Wielkie sukcesy w nowej ekipie przyszły bardzo szybko. W 2003 roku zostałam pierwszą (historyczną!) Mistrzynią Świata w maratonie rowerowym, a rok później stanęłam na drugim stopniu podium Mistrzostw Europy oraz Mistrzostw Świata tuż za niesamowitą norweżką Gunn Ritą Dahle. Sukcesy te powtórzyłam w 2005 roku i już się zaczęłam przyzwyczajać do tych medali, w związku z czym w minionym sezonie...ich nie zdobyłam. Otarłam się o podium Mistrzostw Świata zajmując najgorsze dla sportowca, czwarte miejsce. Były jednak inne sukcesy, jak brąz w wyścigu drużynowym czy podwójne Mistrzostwo Polski na szosie, które mobilizują mnie do dalszej pracy i dają wiarę w to, że "złote lata" mojej sportowej kariery są ciągle przede mną. Nie będą już mi towarzyszyły żółte barwy Totalizatora Sportowego, z którym po 2006 roku zakończyliśmy współpracę, za którą wszyscy jesteśmy bardzo wdzięczni. Nową historię MTB będziemy tworzyli z marką HALLS, która mam nadzieję pomoże nam zajść na sam szczyt - czyli podium Igrzysk Olimpijskich. Nowy sponsor jak dotąd wywarł na mnie olbrzymie wrażenie, przede wszystkim zaangażowaniem i energią z jaką podchodzi do swojej ekipy. Wierzę, że razem uda nam się zrealizować każdy zamierzony cel.

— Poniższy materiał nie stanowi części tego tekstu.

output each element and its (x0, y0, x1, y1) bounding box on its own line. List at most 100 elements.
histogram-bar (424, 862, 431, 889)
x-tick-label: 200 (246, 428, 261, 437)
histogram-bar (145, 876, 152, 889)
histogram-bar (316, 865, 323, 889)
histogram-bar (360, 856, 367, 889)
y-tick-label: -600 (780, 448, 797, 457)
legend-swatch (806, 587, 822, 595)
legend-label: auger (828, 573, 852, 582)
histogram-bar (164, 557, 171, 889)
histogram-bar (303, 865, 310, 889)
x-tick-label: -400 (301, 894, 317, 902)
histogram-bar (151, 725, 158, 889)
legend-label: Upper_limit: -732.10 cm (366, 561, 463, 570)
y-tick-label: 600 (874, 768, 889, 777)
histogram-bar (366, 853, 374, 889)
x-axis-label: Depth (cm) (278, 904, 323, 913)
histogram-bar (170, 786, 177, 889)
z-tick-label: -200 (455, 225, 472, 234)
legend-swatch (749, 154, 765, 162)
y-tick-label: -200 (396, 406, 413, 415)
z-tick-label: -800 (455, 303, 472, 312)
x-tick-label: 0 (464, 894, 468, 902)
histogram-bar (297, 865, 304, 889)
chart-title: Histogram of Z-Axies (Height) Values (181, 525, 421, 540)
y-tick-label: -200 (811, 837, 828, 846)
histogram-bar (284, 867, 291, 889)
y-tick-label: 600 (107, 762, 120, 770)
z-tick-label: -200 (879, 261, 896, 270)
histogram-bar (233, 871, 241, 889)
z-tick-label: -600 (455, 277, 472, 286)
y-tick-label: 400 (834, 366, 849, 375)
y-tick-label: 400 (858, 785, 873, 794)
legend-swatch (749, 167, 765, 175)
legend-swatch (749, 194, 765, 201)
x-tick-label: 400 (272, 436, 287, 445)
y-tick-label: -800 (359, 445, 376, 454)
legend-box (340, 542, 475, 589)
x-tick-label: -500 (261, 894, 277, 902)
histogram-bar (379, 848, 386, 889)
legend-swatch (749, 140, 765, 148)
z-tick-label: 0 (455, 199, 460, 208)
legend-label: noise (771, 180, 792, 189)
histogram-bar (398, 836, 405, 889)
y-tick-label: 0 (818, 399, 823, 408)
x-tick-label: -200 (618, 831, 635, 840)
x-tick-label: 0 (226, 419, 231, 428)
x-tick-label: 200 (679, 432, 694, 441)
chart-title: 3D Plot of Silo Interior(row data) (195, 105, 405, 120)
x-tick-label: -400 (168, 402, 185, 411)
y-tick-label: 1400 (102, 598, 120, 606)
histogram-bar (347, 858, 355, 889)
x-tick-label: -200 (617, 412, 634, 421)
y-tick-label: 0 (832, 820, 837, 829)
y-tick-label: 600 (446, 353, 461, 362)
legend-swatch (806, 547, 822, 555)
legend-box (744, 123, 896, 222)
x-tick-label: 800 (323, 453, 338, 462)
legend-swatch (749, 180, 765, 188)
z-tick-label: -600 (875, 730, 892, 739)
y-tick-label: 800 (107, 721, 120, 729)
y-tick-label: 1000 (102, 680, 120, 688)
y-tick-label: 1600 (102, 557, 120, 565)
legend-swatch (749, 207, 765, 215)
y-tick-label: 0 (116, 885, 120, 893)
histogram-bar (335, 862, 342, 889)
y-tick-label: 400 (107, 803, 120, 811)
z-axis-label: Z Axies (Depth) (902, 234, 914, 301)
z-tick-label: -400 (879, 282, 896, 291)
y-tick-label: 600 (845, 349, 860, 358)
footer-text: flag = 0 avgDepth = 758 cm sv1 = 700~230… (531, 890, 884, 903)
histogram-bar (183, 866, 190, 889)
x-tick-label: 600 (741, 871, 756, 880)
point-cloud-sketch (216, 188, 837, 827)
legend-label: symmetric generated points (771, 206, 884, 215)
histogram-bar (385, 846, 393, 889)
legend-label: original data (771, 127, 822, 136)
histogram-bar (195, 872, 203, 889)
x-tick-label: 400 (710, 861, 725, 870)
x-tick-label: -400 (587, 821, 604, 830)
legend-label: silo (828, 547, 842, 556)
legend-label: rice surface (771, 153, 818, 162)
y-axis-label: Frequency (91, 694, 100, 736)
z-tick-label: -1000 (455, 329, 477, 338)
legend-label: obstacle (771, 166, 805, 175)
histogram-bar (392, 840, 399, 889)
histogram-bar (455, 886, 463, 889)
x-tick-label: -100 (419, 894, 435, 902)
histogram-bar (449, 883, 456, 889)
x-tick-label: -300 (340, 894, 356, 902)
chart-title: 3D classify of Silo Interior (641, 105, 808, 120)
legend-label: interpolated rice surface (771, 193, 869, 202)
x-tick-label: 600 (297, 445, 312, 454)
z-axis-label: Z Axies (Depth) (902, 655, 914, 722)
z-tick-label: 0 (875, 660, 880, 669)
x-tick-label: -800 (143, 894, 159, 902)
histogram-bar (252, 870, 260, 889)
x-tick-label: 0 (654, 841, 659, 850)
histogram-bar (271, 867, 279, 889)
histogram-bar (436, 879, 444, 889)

Kolarstwo jest moją olbrzymią pasją, bez której nie wyobrażam sobie swojego życia. Dlatego z całym sercem podchodzę do każdego treningu. Jednak nawet najcięższa moja praca nie przyniosłaby mi sukcesów gdyby nie pomoc sponsorów, całej ekipy z trenerem Andrzejem Piątkiem na czele i bliskich mi osob - zwłaszcza mojej mamy i brata oraz przyjaciół, wspierających mnie w trudnych chwilach. Wiele zawdzięczam także kibicom, dzięki którym wiem, że nie jeżdżę w kółko tylko dla własnej satysfakcji i moje sukcesy sprawiają przyjemność także innym. Wam wszystkim gorąco dziękuję i obiecuję dać z siebie wszystko by spełnić nasze wspólne sportowe marzenia.

Poza sportem dużą wagę w swoim życiu zawsze przywiązywałam do nauki. Od szkoły podstawowej moimi ulubionymi przedmiotami były w-f i matematyka. Dlatego po maturze zdecydowałam się rozpocząć studia na Wydziale Podstawowych Problemów Techniki Politechniki Wrocławskiej. Moją specjalnością jest matematyka finansowa i ubezpieczeniowa po której mogę zostać tzw. specjalistą od wyceny ryzyka, bądź zdać np. egzamin na doradcę inwestycyjnego albo aktuariusza. Jest to bardzo prężny kierunek, po którym żaden absolwent nie powinien mieć problemu ze znalezieniem pracy (już teraz dostaję średnio dwa razy w miesiącu ogłoszenia z dużych polskich i zagranicznych firm chcących zatrudnić studentów naszej specjalności). Ale te studia to dla mnie nie tylko zapewnienie sobie „furtki” na wypadek gdyby w sporcie coś mi nie wyszło (kontuzja itp.), to jakby drugie życie, które pomaga mi się rozwijać i poszerzać horyzonty. Na Politechnice poznałam mnóstwo wspaniałych ludzi – zarówno wśród studentów jak i pośród kadry naukowej. Mimo iż w tej chwili raczej jestem pewna iż w swoim zawodzie pracować nie będę to w żadnym razie nie żałuję swojego wyboru i mam nadzieję, że mimo iż moje studia dobiegają już końca to kontakt ze „środowiskiem matematyków” będę miała jeszcze przez długi okres.